IL RITMO frenetico ed esilarante di Good Time attraversa anche Uncut Gems. Ma l’ottovolante dei Safdie questa volta è molto più grosso. Scorsese («Indiewire» ha definito Gems un incrocio tra Mean Streets e Preston Sturges) presta il nome al loro nuovo film, che è realizzato sotto l’ala del produttore Scott Rudin (i Coen, Wes Anderson, Fincher, Baumbach..) e ha un budget che i fratelli non hanno nemmeno mai sfiorato, venti milioni di dollari.

Con cui -si vede- si sono divertiti moltissimo. A partire da un prologo africano che ricorda quello che Friedkin ha voluto per L’esorcista, dalle riprese in pellicola (con il direttore della fotografia di Spielberg) e dai set metropolitani pieni di inseguimenti e di comparse. È da una miniera etiope che parte la pietra preziosa (un sassone da cui fanno capolino dei meravigliosi opali grezzi) su cui Howard Ratner -barcamenandosi nel fuoco incrociato tra le ire dei criminali a cui deve dei soldi, quelli dei bookies che continuano a fargli credito e quelle di sua moglie – ha puntato il suo futuro.

LA SPERICOLATEZZA formale dei Safdie -Gems è un film ambiziosissimo, che sfiora il virtuosismo, anche nelle sequenze apparentemente più calme, come quella di un’ asta da Sotheby’s – malcelata dietro al caos dell’azione è pari a quella del loro casting, come al solito fatto di un mix di professionisti – insieme a Sandler (qui almeno all’altezza di Ubriaco d’amore e con un tocco di Zohan – Tutte le donne vengono al pettine), Judd Hirsh, Eric Bogosian, Idina Menzel- e non.

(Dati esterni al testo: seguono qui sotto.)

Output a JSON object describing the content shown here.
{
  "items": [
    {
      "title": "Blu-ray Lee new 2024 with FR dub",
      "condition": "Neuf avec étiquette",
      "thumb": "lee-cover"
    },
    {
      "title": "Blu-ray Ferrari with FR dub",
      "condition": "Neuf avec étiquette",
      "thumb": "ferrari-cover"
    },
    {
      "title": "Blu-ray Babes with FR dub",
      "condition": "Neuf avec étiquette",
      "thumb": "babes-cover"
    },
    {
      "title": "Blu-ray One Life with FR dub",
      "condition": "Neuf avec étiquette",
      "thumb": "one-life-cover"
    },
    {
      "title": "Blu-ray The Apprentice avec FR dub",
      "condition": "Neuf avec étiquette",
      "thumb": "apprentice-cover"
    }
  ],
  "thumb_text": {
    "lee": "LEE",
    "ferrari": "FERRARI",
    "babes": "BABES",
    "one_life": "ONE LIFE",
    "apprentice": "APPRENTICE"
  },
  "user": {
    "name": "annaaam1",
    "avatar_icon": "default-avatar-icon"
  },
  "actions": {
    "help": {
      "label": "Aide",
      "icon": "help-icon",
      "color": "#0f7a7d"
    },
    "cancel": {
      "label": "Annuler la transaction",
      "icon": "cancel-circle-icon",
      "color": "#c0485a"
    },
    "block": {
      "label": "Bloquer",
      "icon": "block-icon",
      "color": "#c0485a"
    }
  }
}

E allora l’ex cestista dei Boston Celtics Kevin Garnett che interpreta una versione superstiziosa di sé stesso, la scoperta Julia Fox (è l’amante di Howard, la sua partner spirituale, ed è pazza come lui per le bistecche di Smith & Wollenski) e una manciata di non professionisti con facce così dure che te le sogni di notte.

«All’inizio non ero sicuro che stessimo parlando dello stesso personaggio. Howard è così senza scrupoli e loro lo amavano così tanto», ha detto Sandler, stupendamente imperturbabile anche quando esce nudo dal baule di una macchina. «Alla fine ho capito la sua umanità. Adoro i Safdie: ogni giorno, ogni dettaglio, ogni scena era importante. Ogni giorno bisognava andare a casa senza rimpianti». Quella voglia di non sprecare nemmeno un fotogramma una delle grandi gioie del film.